Das Ende des Goldstandards
Vom Nixon-Schock zum Fiat-Zeitalter
Wir bezahlen kontaktlos, überweisen per App – und doch fühlt sich Geld manchmal wie „nur Papier“ oder eine Zahl im Online-Banking an. Dieser Artikel erklärt laienverständlich, was „durch Gold gedeckt“ bedeutet, warum die USA 1971 die Goldbindung kappten, wie Zentralbanken heute Geld „aus dem Nichts“ schaffen – und zeigt visuell, wie stark die weltweite Verschuldung seitdem anstieg.
Golddeckung bedeutete: Jede Banknote war ein Anspruch auf eine feste Menge Gold. Am 15. August 1971 setzte US-Präsident Nixon diese Einlösung aus – der Start des Fiat-Geldsystems. Seither stützt sich der Geldwert primär auf Vertrauen und die Fähigkeit der Staaten, Steuern zu erheben und Stabilität zu sichern.
Warum das Thema jetzt?
Inflation, Zinsen, Staatsschulden – all das prägt unsere Kaufkraft. Wer versteht, was die Golddeckung war und warum sie endete, kann Nachrichten besser einordnen: von Zinsschritten der Zentralbanken bis zu Debatten über Schuldenbremsen und Haushaltsdefizite.
Was heißt „durch Gold gedeckt“ – in Alltagssprache
Stell dir einen Gutschein vor: Auf dem Schein steht, dass du dafür eine bestimmte Menge Gold bekommst. Genau so funktionierte Golddeckung:
- Fester Umrechnungskurs: Eine Geldeinheit entsprach einer fixen Goldmenge (z. B. 1 USD = 1/35 Unze Gold).
- Einlösbarkeit: Theoretisch konntest du den Schein bei der Zentralbank gegen echtes Gold tauschen.
- Disziplin: Staaten und Banken konnten nicht unbegrenzt Geld schaffen – die Goldreserven setzten eine harte Grenze.

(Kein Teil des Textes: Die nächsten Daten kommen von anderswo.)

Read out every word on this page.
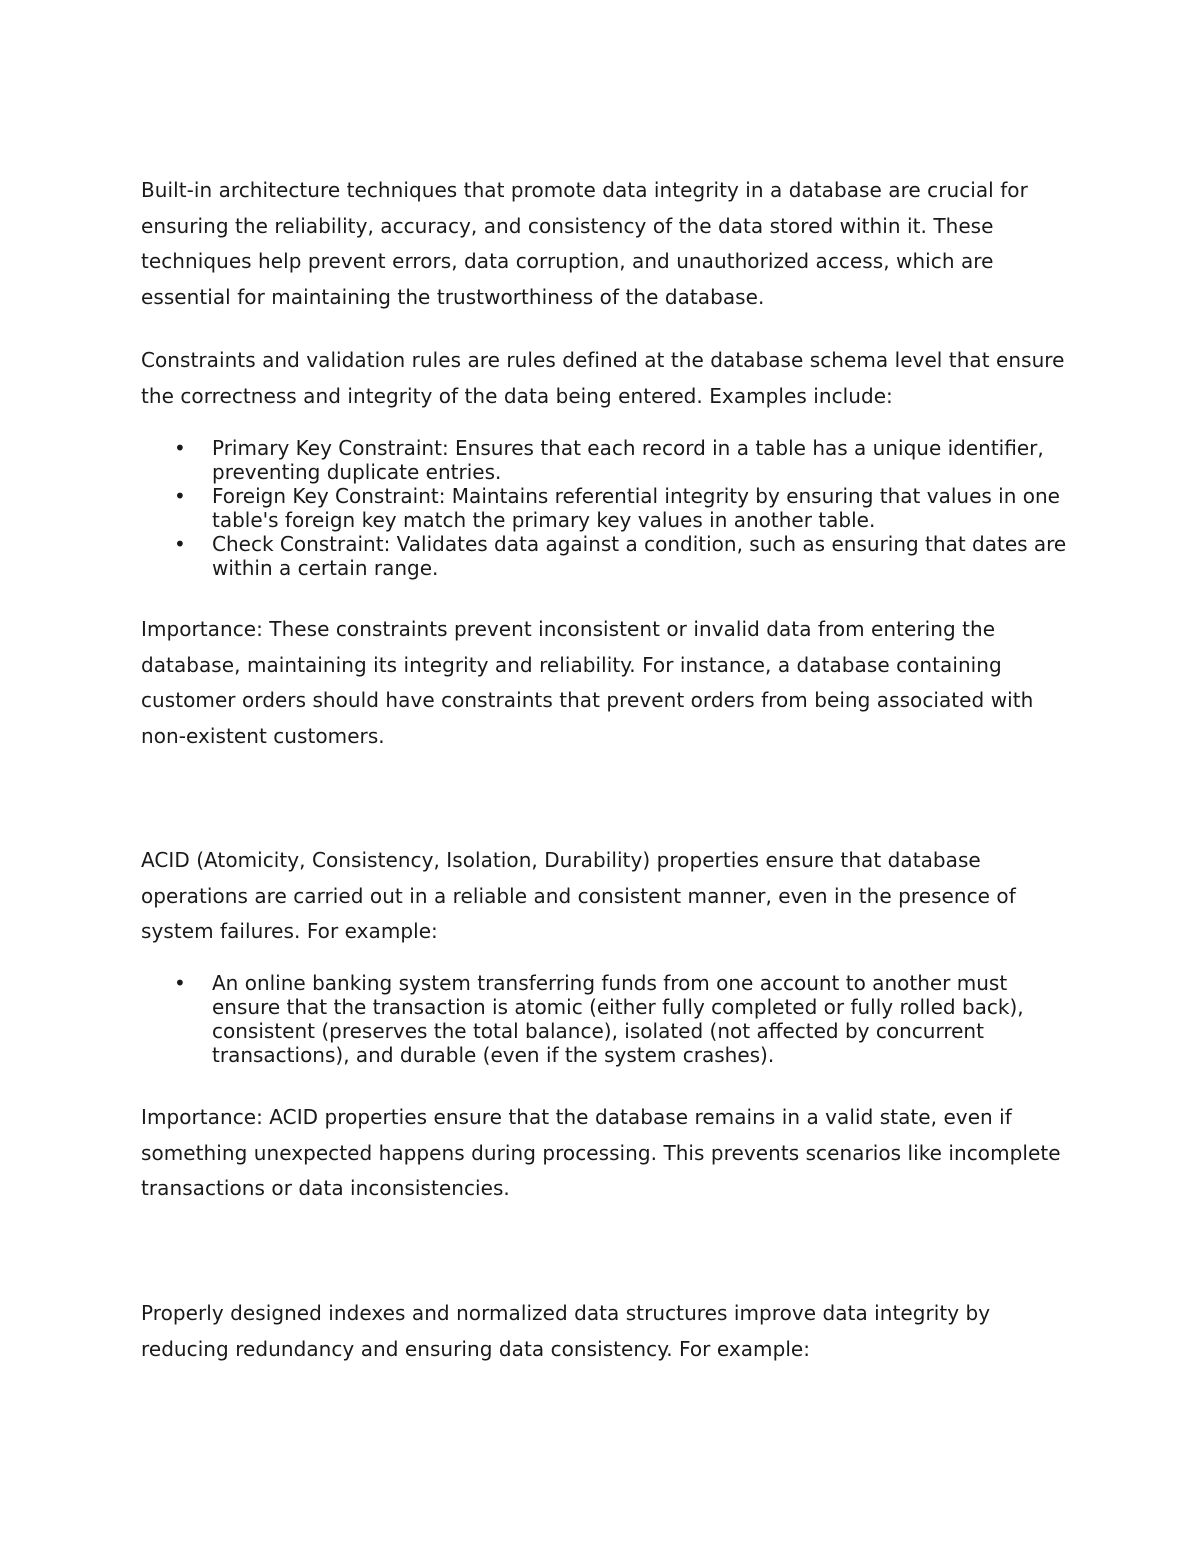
Built-in architecture techniques that promote data integrity in a database are crucial for ensuring the reliability, accuracy, and consistency of the data stored within it. These techniques help prevent errors, data corruption, and unauthorized access, which are essential for maintaining the trustworthiness of the database.

Constraints and validation rules are rules defined at the database schema level that ensure the correctness and integrity of the data being entered. Examples include:

• Primary Key Constraint: Ensures that each record in a table has a unique identifier, preventing duplicate entries.
• Foreign Key Constraint: Maintains referential integrity by ensuring that values in one table's foreign key match the primary key values in another table.
• Check Constraint: Validates data against a condition, such as ensuring that dates are within a certain range.

Importance: These constraints prevent inconsistent or invalid data from entering the database, maintaining its integrity and reliability. For instance, a database containing customer orders should have constraints that prevent orders from being associated with non-existent customers.

ACID (Atomicity, Consistency, Isolation, Durability) properties ensure that database operations are carried out in a reliable and consistent manner, even in the presence of system failures. For example:

• An online banking system transferring funds from one account to another must ensure that the transaction is atomic (either fully completed or fully rolled back), consistent (preserves the total balance), isolated (not affected by concurrent transactions), and durable (even if the system crashes).

Importance: ACID properties ensure that the database remains in a valid state, even if something unexpected happens during processing. This prevents scenarios like incomplete transactions or data inconsistencies.

Properly designed indexes and normalized data structures improve data integrity by reducing redundancy and ensuring data consistency. For example:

Warum die USA 1971 die Goldbindung kappten
Ende der 1960er stiegen die US-Ausgaben stark (u. a. Vietnamkrieg, Sozialprogramme). Gleichzeitig flossen viele Dollar ins Ausland. Andere Länder begannen, ihre Dollarreserven in Gold umzutauschen. Die US-Goldreserven schrumpften – das System geriet unter Druck.
Am 15. August 1971 verkündete Präsident Richard Nixon die Aussetzung der Goldeinlösbarkeit des Dollars („Nixon-Schock“). Damit war die harte Bindung zwischen Papiergeld und Gold durchtrennt – der Übergang zum Fiat-Geld begann.

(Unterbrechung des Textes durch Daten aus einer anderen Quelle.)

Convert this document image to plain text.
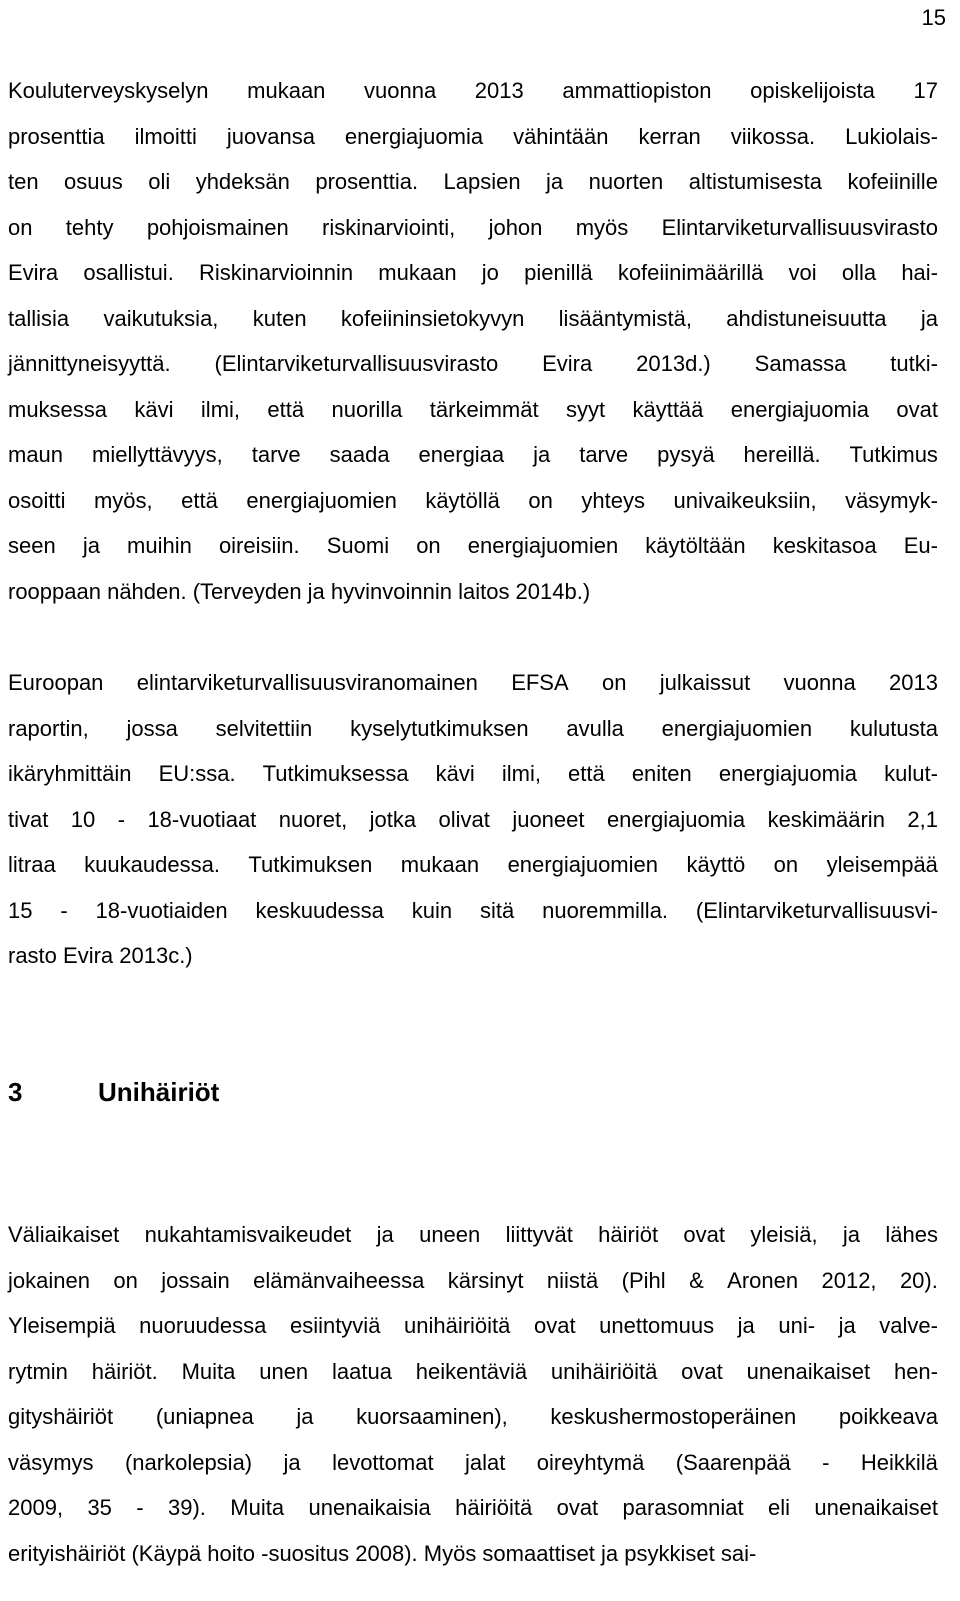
15
Kouluterveyskyselyn mukaan vuonna 2013 ammattiopiston opiskelijoista 17
prosenttia ilmoitti juovansa energiajuomia vähintään kerran viikossa. Lukiolais-
ten osuus oli yhdeksän prosenttia. Lapsien ja nuorten altistumisesta kofeiinille
on tehty pohjoismainen riskinarviointi, johon myös Elintarviketurvallisuusvirasto
Evira osallistui. Riskinarvioinnin mukaan jo pienillä kofeiinimäärillä voi olla hai-
tallisia vaikutuksia, kuten kofeiininsietokyvyn lisääntymistä, ahdistuneisuutta ja
jännittyneisyyttä. (Elintarviketurvallisuusvirasto Evira 2013d.) Samassa tutki-
muksessa kävi ilmi, että nuorilla tärkeimmät syyt käyttää energiajuomia ovat
maun miellyttävyys, tarve saada energiaa ja tarve pysyä hereillä. Tutkimus
osoitti myös, että energiajuomien käytöllä on yhteys univaikeuksiin, väsymyk-
seen ja muihin oireisiin. Suomi on energiajuomien käytöltään keskitasoa Eu-
rooppaan nähden. (Terveyden ja hyvinvoinnin laitos 2014b.)
Euroopan elintarviketurvallisuusviranomainen EFSA on julkaissut vuonna 2013
raportin, jossa selvitettiin kyselytutkimuksen avulla energiajuomien kulutusta
ikäryhmittäin EU:ssa. Tutkimuksessa kävi ilmi, että eniten energiajuomia kulut-
tivat 10 - 18-vuotiaat nuoret, jotka olivat juoneet energiajuomia keskimäärin 2,1
litraa kuukaudessa. Tutkimuksen mukaan energiajuomien käyttö on yleisempää
15 - 18-vuotiaiden keskuudessa kuin sitä nuoremmilla. (Elintarviketurvallisuusvi-
rasto Evira 2013c.)
3	Unihäiriöt
Väliaikaiset nukahtamisvaikeudet ja uneen liittyvät häiriöt ovat yleisiä, ja lähes
jokainen on jossain elämänvaiheessa kärsinyt niistä (Pihl & Aronen 2012, 20).
Yleisempiä nuoruudessa esiintyviä unihäiriöitä ovat unettomuus ja uni- ja valve-
rytmin häiriöt. Muita unen laatua heikentäviä unihäiriöitä ovat unenaikaiset hen-
gityshäiriöt (uniapnea ja kuorsaaminen), keskushermostoperäinen poikkeava
väsymys (narkolepsia) ja levottomat jalat oireyhtymä (Saarenpää - Heikkilä
2009, 35 - 39). Muita unenaikaisia häiriöitä ovat parasomniat eli unenaikaiset
erityishäiriöt (Käypä hoito -suositus 2008). Myös somaattiset ja psykkiset sai-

Fiat-Geld: Vertrauen statt Metall
Fiat (lateinisch „Es werde“) bedeutet: Geld hat Wert, weil der Staat es als gesetzliches Zahlungsmittel festlegt – und weil wir alle erwarten, dass andere es morgen ebenfalls akzeptieren. Der Wert beruht damit auf Vertrauen in Regeln, Institutionen und Steuerkraft.
Wie Zentralbanken heute Geld schaffen – kurz & einfach
- Zentralbankguthaben: Die Notenbank erhöht digital die Guthaben der Geschäftsbanken (Reserven) – z. B. durch Anleihekäufe.
- Kredite der Banken: Vergibt eine Bank einen Kredit, entsteht neues Buchgeld auf dem Konto des Kunden.
- Steuerung über Zinsen: Höhere Zinsen bremsen Kreditnachfrage, niedrigere fördern sie – so wird die Geldmenge indirekt gelenkt.
Visuelle Einordnung: Schuldenquoten seit den 1970ern
Die folgende Grafik zeigt schematisch (vereinfachte Darstellung, nicht maßstabsgetreu), wie die Schulden in % des BIP in wichtigen Volkswirtschaften seit den 1970ern deutlich angestiegen sind. Sie dient als anschauliche Illustration für den Wandel im Fiat-Zeitalter.
Hinweis: Schematische Darstellung zur Veranschaulichung des Trends (nicht maßstabsgetreu, keine exakten Datenpunkte).
Was heißt das für den Alltag?
Im Fiat-System zählen klare Regeln und glaubwürdige Institutionen. Für dich heißt das: Achte auf Inflation, Zinsen und Schuldenpolitik – sie bestimmen, wie viel deine Ersparnisse morgen wert sind, wie teuer Kredite werden und wie stabil Preise bleiben.
Fazit
Unter Golddeckung war der Geldschein ein Anspruch auf Metall. Seit 1971 leben wir im Fiat-Zeitalter: Geld ist ein Vertrauensvertrag, gesteuert über Regeln, Zinsen und Fiskalpolitik. Die (schematisch gezeigte) Schuldenentwicklung macht sichtbar, wie sich finanzielle Spielräume seitdem verändert haben – mit Chancen und Risiken.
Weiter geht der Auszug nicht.